Fears of an increased likelihood of forbearance and defaults along with a drop in liquidity sent mortgage credit availability plunging in March. A decline in the index indicates lending standards are tightening, while increases are indicative of loosening credit. The Mortgage Bankers Association reports that its Mortgage Credit Availability Index (MCAI) fell by 16.1% to 152.1 last month, the lowest level since June 2015, with declines seen across all loan types. Within the report, it showed that the Jumbo MCAI fell nearly 37%.

The Fed, as well as Congress, have put forth extraordinary measures in the past few weeks in an effort to aid Americans as well as small businesses that have been and continue to be negatively financially impacted by the coronavirus shutdown. Individual taxpayers who make less than $75,000 will be eligible for $1,200 checks, and married couples filing jointly who make less than $150,000 will get $2,400. They will also be eligible for $500 for each dependent child under 17. The income amounts are based on tax returns filed for 2018 or 2019.
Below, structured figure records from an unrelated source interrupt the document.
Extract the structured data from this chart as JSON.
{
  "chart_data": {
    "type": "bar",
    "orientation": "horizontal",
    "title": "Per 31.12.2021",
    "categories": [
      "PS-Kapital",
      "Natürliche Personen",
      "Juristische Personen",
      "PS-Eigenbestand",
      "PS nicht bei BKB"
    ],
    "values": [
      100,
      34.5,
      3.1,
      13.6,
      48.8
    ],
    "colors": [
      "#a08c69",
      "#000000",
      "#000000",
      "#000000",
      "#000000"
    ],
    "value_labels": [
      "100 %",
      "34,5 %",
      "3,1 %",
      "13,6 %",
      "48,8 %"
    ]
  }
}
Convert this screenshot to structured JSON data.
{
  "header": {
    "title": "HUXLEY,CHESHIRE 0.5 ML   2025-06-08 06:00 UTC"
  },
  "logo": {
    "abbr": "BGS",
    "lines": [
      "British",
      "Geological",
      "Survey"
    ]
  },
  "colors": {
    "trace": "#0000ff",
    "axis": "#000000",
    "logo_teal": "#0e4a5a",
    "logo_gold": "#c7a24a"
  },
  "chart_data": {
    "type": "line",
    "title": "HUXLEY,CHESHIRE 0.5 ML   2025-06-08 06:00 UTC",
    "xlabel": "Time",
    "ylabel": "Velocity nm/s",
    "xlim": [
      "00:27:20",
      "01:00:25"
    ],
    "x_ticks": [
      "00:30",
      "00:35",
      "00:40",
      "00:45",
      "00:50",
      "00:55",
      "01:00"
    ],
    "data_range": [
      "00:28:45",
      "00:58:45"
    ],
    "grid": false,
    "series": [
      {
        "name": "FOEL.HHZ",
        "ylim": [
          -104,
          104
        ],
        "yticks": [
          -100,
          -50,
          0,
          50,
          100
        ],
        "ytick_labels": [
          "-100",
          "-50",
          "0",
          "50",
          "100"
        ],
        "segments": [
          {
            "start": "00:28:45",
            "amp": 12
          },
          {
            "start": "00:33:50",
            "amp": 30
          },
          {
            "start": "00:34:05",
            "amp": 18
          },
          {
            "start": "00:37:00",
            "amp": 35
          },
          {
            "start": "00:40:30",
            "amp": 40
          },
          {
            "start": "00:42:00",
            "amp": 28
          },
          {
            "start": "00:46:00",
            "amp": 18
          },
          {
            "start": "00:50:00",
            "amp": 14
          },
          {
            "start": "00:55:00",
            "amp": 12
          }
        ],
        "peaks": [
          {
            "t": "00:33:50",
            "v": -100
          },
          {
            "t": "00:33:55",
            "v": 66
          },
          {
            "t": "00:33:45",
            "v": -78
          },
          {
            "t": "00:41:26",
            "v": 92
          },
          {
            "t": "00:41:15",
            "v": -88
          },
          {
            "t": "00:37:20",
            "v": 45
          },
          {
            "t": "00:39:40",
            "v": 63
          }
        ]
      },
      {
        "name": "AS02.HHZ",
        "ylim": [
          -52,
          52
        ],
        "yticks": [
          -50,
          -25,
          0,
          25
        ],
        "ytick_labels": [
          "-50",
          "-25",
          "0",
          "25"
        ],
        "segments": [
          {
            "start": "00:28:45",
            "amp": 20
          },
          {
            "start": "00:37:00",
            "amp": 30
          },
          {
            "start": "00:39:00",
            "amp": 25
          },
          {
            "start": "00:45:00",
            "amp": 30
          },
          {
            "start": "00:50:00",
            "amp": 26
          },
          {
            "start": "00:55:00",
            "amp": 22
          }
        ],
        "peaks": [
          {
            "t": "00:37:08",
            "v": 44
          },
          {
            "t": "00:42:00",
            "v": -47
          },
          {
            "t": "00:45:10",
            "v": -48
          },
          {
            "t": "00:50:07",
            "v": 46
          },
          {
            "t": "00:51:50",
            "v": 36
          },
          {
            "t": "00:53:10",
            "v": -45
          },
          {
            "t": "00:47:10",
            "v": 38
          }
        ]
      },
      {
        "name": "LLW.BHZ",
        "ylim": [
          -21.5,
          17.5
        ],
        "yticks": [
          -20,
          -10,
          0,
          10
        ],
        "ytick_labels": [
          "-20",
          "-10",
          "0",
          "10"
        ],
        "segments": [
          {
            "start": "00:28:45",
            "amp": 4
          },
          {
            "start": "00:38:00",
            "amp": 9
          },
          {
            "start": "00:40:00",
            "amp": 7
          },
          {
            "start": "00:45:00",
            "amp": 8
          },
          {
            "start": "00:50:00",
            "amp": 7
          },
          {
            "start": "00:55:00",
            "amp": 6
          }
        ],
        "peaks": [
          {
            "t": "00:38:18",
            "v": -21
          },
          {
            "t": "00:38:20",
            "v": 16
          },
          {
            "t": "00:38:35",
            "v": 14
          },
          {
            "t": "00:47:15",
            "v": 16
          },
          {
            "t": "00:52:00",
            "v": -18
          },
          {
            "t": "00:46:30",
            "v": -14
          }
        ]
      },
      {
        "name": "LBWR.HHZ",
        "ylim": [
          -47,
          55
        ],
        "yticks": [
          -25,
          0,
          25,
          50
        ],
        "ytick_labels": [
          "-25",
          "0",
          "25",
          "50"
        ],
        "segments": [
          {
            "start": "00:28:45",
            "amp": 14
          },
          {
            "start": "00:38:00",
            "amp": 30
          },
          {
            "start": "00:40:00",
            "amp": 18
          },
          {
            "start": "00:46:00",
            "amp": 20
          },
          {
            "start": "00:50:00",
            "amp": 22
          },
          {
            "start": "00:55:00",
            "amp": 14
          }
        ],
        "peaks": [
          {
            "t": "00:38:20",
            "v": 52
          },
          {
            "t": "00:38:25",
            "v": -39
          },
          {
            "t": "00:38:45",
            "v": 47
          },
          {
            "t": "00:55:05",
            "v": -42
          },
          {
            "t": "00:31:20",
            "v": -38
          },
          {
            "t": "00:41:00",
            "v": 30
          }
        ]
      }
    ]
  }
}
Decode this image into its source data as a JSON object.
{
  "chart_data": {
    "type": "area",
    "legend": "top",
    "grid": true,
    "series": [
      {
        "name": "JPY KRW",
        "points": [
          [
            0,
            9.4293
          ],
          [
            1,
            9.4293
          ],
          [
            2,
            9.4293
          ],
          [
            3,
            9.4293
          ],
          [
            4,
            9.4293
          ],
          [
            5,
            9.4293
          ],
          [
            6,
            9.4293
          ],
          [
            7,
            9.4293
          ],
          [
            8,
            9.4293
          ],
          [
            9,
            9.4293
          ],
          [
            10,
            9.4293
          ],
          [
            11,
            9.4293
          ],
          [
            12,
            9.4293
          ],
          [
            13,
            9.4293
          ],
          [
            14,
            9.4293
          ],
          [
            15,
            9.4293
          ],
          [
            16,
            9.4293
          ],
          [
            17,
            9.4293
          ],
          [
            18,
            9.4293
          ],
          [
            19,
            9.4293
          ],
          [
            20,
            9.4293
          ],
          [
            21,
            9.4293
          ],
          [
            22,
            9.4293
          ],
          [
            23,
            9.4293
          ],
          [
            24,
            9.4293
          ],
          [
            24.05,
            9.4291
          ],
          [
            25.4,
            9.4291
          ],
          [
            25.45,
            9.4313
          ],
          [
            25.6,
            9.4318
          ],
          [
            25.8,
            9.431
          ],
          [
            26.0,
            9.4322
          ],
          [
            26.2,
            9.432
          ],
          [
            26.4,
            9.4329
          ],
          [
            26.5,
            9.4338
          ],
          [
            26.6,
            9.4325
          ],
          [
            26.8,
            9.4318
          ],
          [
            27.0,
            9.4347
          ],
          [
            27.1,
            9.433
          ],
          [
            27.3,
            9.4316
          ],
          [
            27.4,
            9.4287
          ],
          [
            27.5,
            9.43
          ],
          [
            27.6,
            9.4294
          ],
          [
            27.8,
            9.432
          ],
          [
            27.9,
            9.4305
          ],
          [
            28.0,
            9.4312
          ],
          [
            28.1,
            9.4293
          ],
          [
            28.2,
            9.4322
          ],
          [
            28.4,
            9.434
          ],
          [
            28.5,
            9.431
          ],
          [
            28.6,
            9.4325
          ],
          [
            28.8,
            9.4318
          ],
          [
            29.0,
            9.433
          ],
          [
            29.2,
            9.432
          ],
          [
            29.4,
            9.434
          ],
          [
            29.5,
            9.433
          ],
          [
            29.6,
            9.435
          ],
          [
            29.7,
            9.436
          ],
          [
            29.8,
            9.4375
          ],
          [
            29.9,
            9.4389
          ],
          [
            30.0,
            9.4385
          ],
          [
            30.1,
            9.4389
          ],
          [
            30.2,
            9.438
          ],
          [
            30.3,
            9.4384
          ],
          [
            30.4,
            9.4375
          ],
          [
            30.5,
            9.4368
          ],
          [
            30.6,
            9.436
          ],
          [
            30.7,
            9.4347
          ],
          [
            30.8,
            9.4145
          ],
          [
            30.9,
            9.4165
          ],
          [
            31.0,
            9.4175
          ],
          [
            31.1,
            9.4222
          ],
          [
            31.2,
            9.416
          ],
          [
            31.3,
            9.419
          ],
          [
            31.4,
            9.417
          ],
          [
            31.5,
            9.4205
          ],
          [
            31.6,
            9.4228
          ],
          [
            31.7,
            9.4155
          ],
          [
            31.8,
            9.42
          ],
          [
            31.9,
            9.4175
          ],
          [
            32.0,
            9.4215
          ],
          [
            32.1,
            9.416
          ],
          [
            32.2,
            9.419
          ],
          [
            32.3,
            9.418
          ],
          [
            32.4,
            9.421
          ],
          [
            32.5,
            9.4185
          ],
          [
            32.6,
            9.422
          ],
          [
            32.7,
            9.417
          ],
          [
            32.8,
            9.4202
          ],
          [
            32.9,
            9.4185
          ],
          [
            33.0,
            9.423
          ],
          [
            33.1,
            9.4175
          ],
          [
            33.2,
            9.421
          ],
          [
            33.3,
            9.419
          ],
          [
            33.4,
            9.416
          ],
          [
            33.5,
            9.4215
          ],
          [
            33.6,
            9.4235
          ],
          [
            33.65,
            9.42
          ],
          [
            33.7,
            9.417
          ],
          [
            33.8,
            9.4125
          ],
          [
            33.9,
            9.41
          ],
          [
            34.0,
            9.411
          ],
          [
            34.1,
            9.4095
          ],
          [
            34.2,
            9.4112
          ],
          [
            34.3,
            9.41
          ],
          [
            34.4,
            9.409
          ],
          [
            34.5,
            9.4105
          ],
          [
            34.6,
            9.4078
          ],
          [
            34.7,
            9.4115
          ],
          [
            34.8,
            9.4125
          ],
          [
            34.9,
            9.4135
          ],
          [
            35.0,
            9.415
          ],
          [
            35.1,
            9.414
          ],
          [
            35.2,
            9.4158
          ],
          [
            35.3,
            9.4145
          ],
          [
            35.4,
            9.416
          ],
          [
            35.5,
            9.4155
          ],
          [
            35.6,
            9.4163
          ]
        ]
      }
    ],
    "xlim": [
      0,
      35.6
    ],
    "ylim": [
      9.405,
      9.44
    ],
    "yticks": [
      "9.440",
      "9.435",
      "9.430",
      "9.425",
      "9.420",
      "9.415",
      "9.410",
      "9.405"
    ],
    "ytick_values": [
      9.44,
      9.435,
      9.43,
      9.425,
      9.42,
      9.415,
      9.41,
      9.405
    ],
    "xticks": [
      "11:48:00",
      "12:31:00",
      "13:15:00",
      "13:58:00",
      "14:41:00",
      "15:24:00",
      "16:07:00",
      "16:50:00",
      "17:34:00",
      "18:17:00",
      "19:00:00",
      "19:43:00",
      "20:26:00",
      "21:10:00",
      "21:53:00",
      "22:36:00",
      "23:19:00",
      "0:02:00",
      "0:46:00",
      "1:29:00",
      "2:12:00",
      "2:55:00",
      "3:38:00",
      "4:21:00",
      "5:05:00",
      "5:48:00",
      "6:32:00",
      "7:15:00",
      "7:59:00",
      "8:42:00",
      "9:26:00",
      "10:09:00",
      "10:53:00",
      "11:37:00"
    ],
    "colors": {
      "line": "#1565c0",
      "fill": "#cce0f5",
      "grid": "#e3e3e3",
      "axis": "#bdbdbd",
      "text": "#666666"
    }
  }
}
Gas prices at the pumps continue to decline due in part to lower oil prices as demand declines. The national average price for a regular gallon of gasoline fell to $1.86 on Monday, down from $2.30 a month ago. Trilby Lundberg, an industry analyst says, “Gas prices have declined over the past seven weeks as demand declines amid widespread stay-at-home orders during the coronavirus pandemic.” The highest price ever recorded was in July 2008, at $4.11.